You will bind yourself to me in return for the vigor of youth. No night shall ever deliver less than a restful sleep, whether in eight hours or one. All exhaustion, all weakness, collected in a ledger, to be paid in full should you ever deprive me of my meal, all standard fare.
If you negotiated an addendum, your daughter would be protected, her life, her peace, sacrosanct. Not only in this world, but from the harm of things like me. And for performing this duty, I obtained a privilege few of my kind possess.
The terms agreed to, we bound ourselves together in the ritual of blood and milk. I carved my mark upon your heart while you held my smoky hand, and then I suckled at your breast, the milk that gives life. And then there, upon your bedroom floor, I took my first meal.
No man had been between your legs since your husband ran away, but what of it? You've been so tired, so sad, so preoccupied. Blood was the last thing on your mind, but no man can offer you what I can.
Let me drink from you, and I will restore you. Let me fill you with my power, and it's yours, all yours. Do nothing but give yourself to me, and you will have everything you've ever wanted.
Safety, security, serenity. Because I will never lie to you. Because I need you.
You are my sustenance. I do not exist in this world without your consent. Doesn't that make you feel powerful? Doesn't that make you wet? And all you need to do to keep me is let me bury my tongue in that perfect pussy of yours, and suck at your clitoris till your soul leaves your body, as if I didn't already have it in my pocket.
You weren't ready. You knew the price, knew how to pay it, but you were not prepared to be taken on the floor. The word yes had barely left your lips before smoke spread over your naked flesh.

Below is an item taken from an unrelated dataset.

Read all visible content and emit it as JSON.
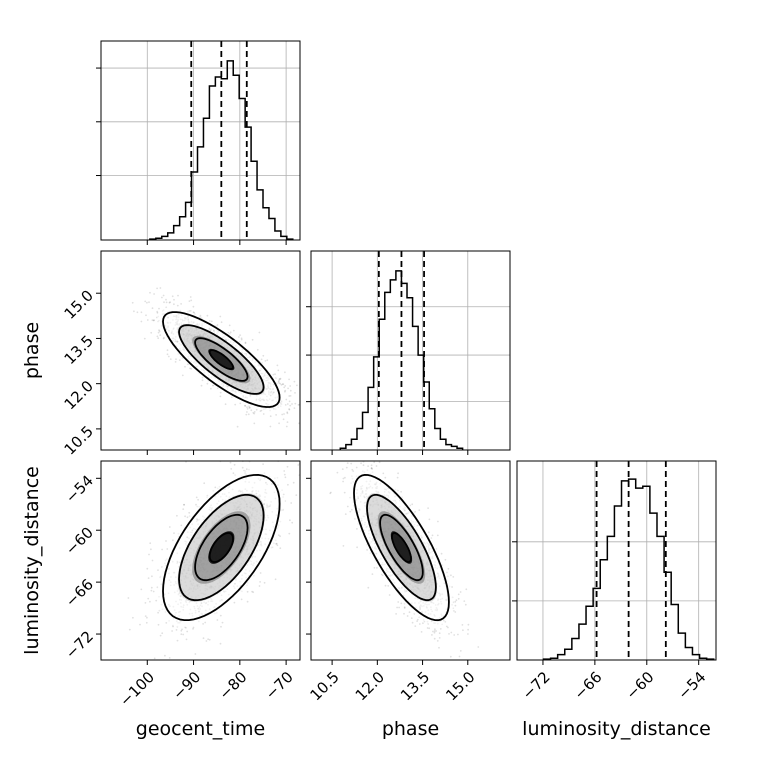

Your fingers skated over skin of obsidian, muscles of dark water, as I laughed at the blood that trickled from the fissures in your skin, your breast permanently scarred by my sigil, mine forever. Your blouse was open, nipples sore, but the shorts had to go. I tore them as easily as you tear a candy wrapper.

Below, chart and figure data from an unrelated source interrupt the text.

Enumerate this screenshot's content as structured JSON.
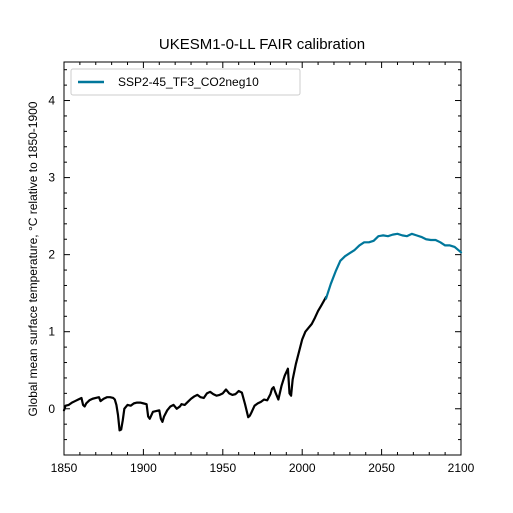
{
  "chart_data": {
    "type": "line",
    "title": "UKESM1-0-LL FAIR calibration",
    "xlabel": "",
    "ylabel": "Global mean surface temperature, °C relative to 1850-1900",
    "xlim": [
      1850,
      2100
    ],
    "ylim": [
      -0.6,
      4.5
    ],
    "xticks": [
      "1850",
      "1900",
      "1950",
      "2000",
      "2050",
      "2100"
    ],
    "yticks": [
      "0",
      "1",
      "2",
      "3",
      "4"
    ],
    "grid": false,
    "legend_position": "top-left",
    "series": [
      {
        "name": "",
        "color": "#000000",
        "x": [
          1850,
          1851,
          1853,
          1855,
          1857,
          1859,
          1861,
          1862,
          1863,
          1864,
          1866,
          1868,
          1870,
          1872,
          1873,
          1875,
          1877,
          1879,
          1881,
          1882,
          1883,
          1884,
          1885,
          1886,
          1887,
          1888,
          1890,
          1892,
          1894,
          1896,
          1898,
          1900,
          1902,
          1903,
          1904,
          1906,
          1908,
          1910,
          1911,
          1912,
          1913,
          1915,
          1917,
          1919,
          1921,
          1923,
          1924,
          1926,
          1928,
          1930,
          1932,
          1934,
          1936,
          1938,
          1940,
          1942,
          1944,
          1946,
          1948,
          1950,
          1952,
          1954,
          1956,
          1958,
          1960,
          1962,
          1964,
          1966,
          1967,
          1968,
          1970,
          1972,
          1974,
          1976,
          1978,
          1980,
          1981,
          1982,
          1983,
          1985,
          1987,
          1989,
          1991,
          1992,
          1993,
          1994,
          1996,
          1998,
          2000,
          2002,
          2004,
          2006,
          2008,
          2010,
          2012,
          2015
        ],
        "y": [
          -0.02,
          0.04,
          0.05,
          0.08,
          0.1,
          0.12,
          0.14,
          0.05,
          0.03,
          0.07,
          0.11,
          0.13,
          0.14,
          0.15,
          0.1,
          0.13,
          0.15,
          0.15,
          0.14,
          0.12,
          0.05,
          -0.08,
          -0.28,
          -0.27,
          -0.15,
          0.0,
          0.05,
          0.04,
          0.07,
          0.08,
          0.08,
          0.07,
          0.06,
          -0.1,
          -0.13,
          -0.04,
          -0.03,
          -0.02,
          -0.13,
          -0.17,
          -0.1,
          -0.02,
          0.03,
          0.05,
          0.0,
          0.03,
          0.06,
          0.05,
          0.09,
          0.13,
          0.16,
          0.18,
          0.15,
          0.14,
          0.2,
          0.22,
          0.19,
          0.17,
          0.18,
          0.2,
          0.25,
          0.2,
          0.18,
          0.19,
          0.23,
          0.21,
          0.06,
          -0.11,
          -0.09,
          -0.05,
          0.04,
          0.07,
          0.09,
          0.12,
          0.11,
          0.19,
          0.26,
          0.28,
          0.22,
          0.12,
          0.3,
          0.43,
          0.52,
          0.2,
          0.17,
          0.38,
          0.58,
          0.74,
          0.9,
          1.0,
          1.05,
          1.1,
          1.18,
          1.27,
          1.34,
          1.45
        ]
      },
      {
        "name": "SSP2-45_TF3_CO2neg10",
        "color": "#00779b",
        "x": [
          2015,
          2018,
          2021,
          2024,
          2027,
          2030,
          2033,
          2036,
          2039,
          2042,
          2045,
          2048,
          2051,
          2054,
          2057,
          2060,
          2063,
          2066,
          2069,
          2072,
          2075,
          2078,
          2081,
          2084,
          2087,
          2090,
          2093,
          2096,
          2100
        ],
        "y": [
          1.43,
          1.62,
          1.78,
          1.92,
          1.98,
          2.02,
          2.06,
          2.12,
          2.16,
          2.16,
          2.18,
          2.24,
          2.25,
          2.24,
          2.26,
          2.27,
          2.25,
          2.24,
          2.27,
          2.25,
          2.23,
          2.2,
          2.19,
          2.19,
          2.16,
          2.12,
          2.12,
          2.1,
          2.03
        ]
      }
    ]
  }
}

I was eager. My bloody mouth attacked your cunt, and your fingers dug desperately into my scalp as the lightning arced through your body and the heat of me pulled sweat from your every pore. There are a variety of ways a mortal may lick a woman.
Reluctantly, passionately, naively, poorly. What my tongue did to you, does to you, is nothing so pedestrian. Imagine you are naked on a clear blue night, riding a horse across the desert sands.
Imagine the heat of the animal, wet and rippling, and all that power between your thighs. Imagine the sea in all its fury, and your pelvis is the continental shelf. Imagine there is sugar buried deep inside you, and I am a very stubborn hummingbird.
Even now you cannot return to the memory without reliving the shock. Do you feel me now? This is not the past, but the present.
My smoke swirls between your wriggling thighs, solid one moment and discarnate the next. But the more you claw at me, the more sounds bubble up from your helpless throat, the realer the dream becomes. I am become flesh, maker of worlds, obsidian to skin, smoke to hair, stone to muscle, and my thousand eyes, too.
I gaze up from between your legs, and I have his face. No, you say, not him. Who then? Who am I to be? As my fingers split your labia and curl inside you, beckoning, I am too many men to name.
Your first love, your silverscreen crush, a beautiful dream.